Kids Church Lesson
New Testament Lesson
TOGETHER IN JESUS
BIBLE PASSAGE: Ephesians 2–3
STORY POINT: The gospel brings together different people as the church.
KEY PASSAGE: 1 Timothy 6:12
BIG PICTURE QUESTION: What is sanctification? Sanctification is the process of becoming more like Jesus by the power of the Holy Spirit.
Overview For Parents:
During Paul’s second missionary journey, Paul stopped in Ephesus and preached in the synagogue. (See Acts 18:19.) Apollos, a Jewish believer, also taught in the synagogue there. Paul’s third missionary journey took him back to Ephesus, where he spent two to three years speaking with crowds about Jesus. (See Acts 19:8-10.) As people believed in Jesus, the church was established and grew under local leadership.
Paul was in a Roman prison when he wrote his letter to the church at Ephesus. Paul’s letter to the Ephesians—like other letters he wrote to churches when he was unable to meet with them in person—brought words of instruction and encouragement that are still helpful to believers today. The letter to the Ephesians focuses on the big idea of unity.
Paul wrote to teach Jewish and Gentile believers that they are one in Christ and that they should treat one another with the love of Christ. Focus on these three ways believers are united: united in sin, united in Christ, and united in one church.
First, we are united in sin. Paul’s description applies to first-century believers, to believers today, and to everyone. We are spiritually dead. Our union with Adam as the representative of the whole human race unites us in sin. Apart from Christ, we live as the world lives—doing whatever we want. This is bad news.
Next, we are united in Christ. Jesus is the second Adam. All who trust in Him are united in Him. He makes us alive again. This is the good news of the Bible. Finally, we are united as the church. Jesus breaks down barriers between Jew and Gentile, and He unites forgiven sinners as one church.
As you teach kids, emphasize that God brings together different people as the church. People who might otherwise have nothing in common are part of the same family, adopted as brothers and sisters in Christ forever and ever.
In today's story, we see how Jesus unites all sorts of different people to be one body in His Name. That's because we as Christians are called to fight the good fight of faith, but we aren't called to do it alone. We need other people. Aside from God, who are those people you know you can go to when you are feeling discouraged? How can you encourage other people?
Old Testament Lesson
Daniel in the Lion's Den
BIBLE PASSAGE: Daniel 6
STORY POINT: God shut the mouths of the lions to save Daniel.
KEY PASSAGE: 1 Thessalonians 5:16-18
BIG PICTURE QUESTION: Why do we pray? We pray because we trust God, and we know He hears us.
Overview For Parents:
The fifth chapter of Daniel ends with the death of King Belshazzar when the Persians took over Babylon and Darius was put on the throne. Babylon was on the decline—no longer the powerful, prosperous empire it once was. By this time Daniel was an old man, probably in his early 80s. He served the new king as one of the three leading supervisors in the kingdom.

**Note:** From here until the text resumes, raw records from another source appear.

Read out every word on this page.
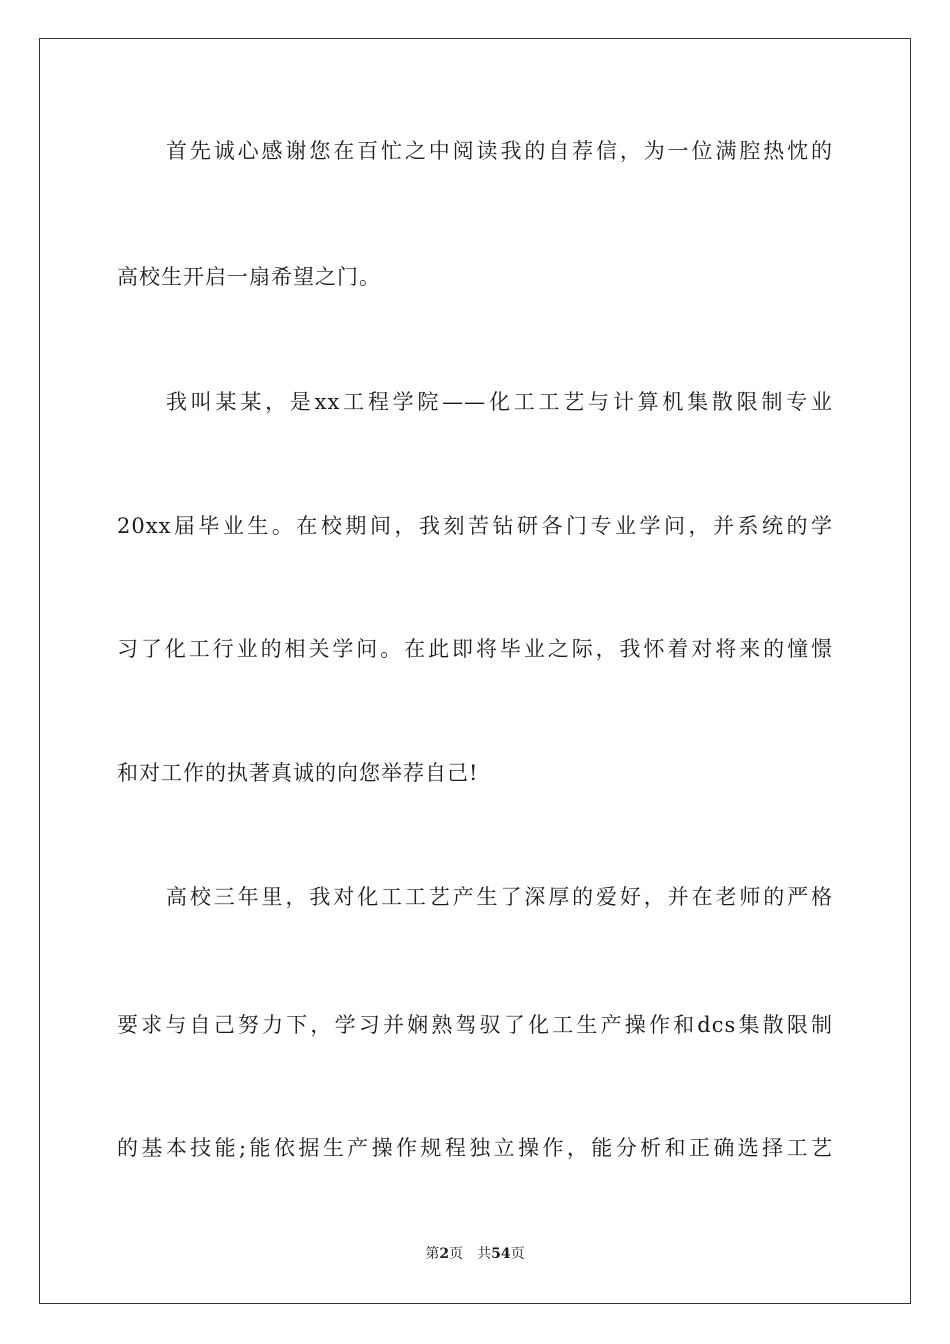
首先诚心感谢您在百忙之中阅读我的自荐信，为一位满腔热忱的
高校生开启一扇希望之门。
我叫某某，是xx工程学院——化工工艺与计算机集散限制专业
20xx届毕业生。在校期间，我刻苦钻研各门专业学问，并系统的学
习了化工行业的相关学问。在此即将毕业之际，我怀着对将来的憧憬
和对工作的执著真诚的向您举荐自己!
高校三年里，我对化工工艺产生了深厚的爱好，并在老师的严格
要求与自己努力下，学习并娴熟驾驭了化工生产操作和dcs集散限制
的基本技能;能依据生产操作规程独立操作，能分析和正确选择工艺
第2页 共54页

Daniel was very good at his job—so good, in fact, that King Darius planned to put him in charge of the entire kingdom. The other supervisors and governors were jealous of Daniel. They watched for him to do something wrong so they could complain to the king. Read Daniel 6:4. Daniel was “trustworthy, and no negligence or corruption was found in him.”
Through the malevolent persuasion of the king’s leaders, King Darius passed a law that no one could pray to anyone but him, the king, for 30 days. But Daniel continued to pray boldly to God.
Guide kids to imagine how Daniel might have felt. Was he worried about getting caught? Did he have nightmares about being eaten by lions? Even the king’s threat of death did not stop Daniel from praying. The jealous officials turned him in, and Daniel was thrown into the lions’ den.
As you teach kids, emphasize that Daniel was faithful to God—the true King—and God rescued Him. God’s protection of Daniel served to show all the people that the God of Daniel “is the living God, and he endures forever; his kingdom will never be destroyed, and his dominion has no end” (Dan. 6:26).
God also calls us to trust and obey Him no matter what. God sent His Son, Jesus, to rescue us from something much more dangerous than lions. Jesus rescues us from sin and death. Pray that through your faith, and that of the kids you lead, “may the name of God be praised forever and ever” (Dan. 2:20).
Trust and Obey
In today's story, we see how Daniel obeyed God over man; he knew that prayer was more important that what other people thought about him. God calls us to obey even when it's hard, and even when no one else is. Has there been a time in your life when it was difficult to obey? This week, let's take some time to pray and ask God to help us obey him always, knowing that He is always with and will strengthen us!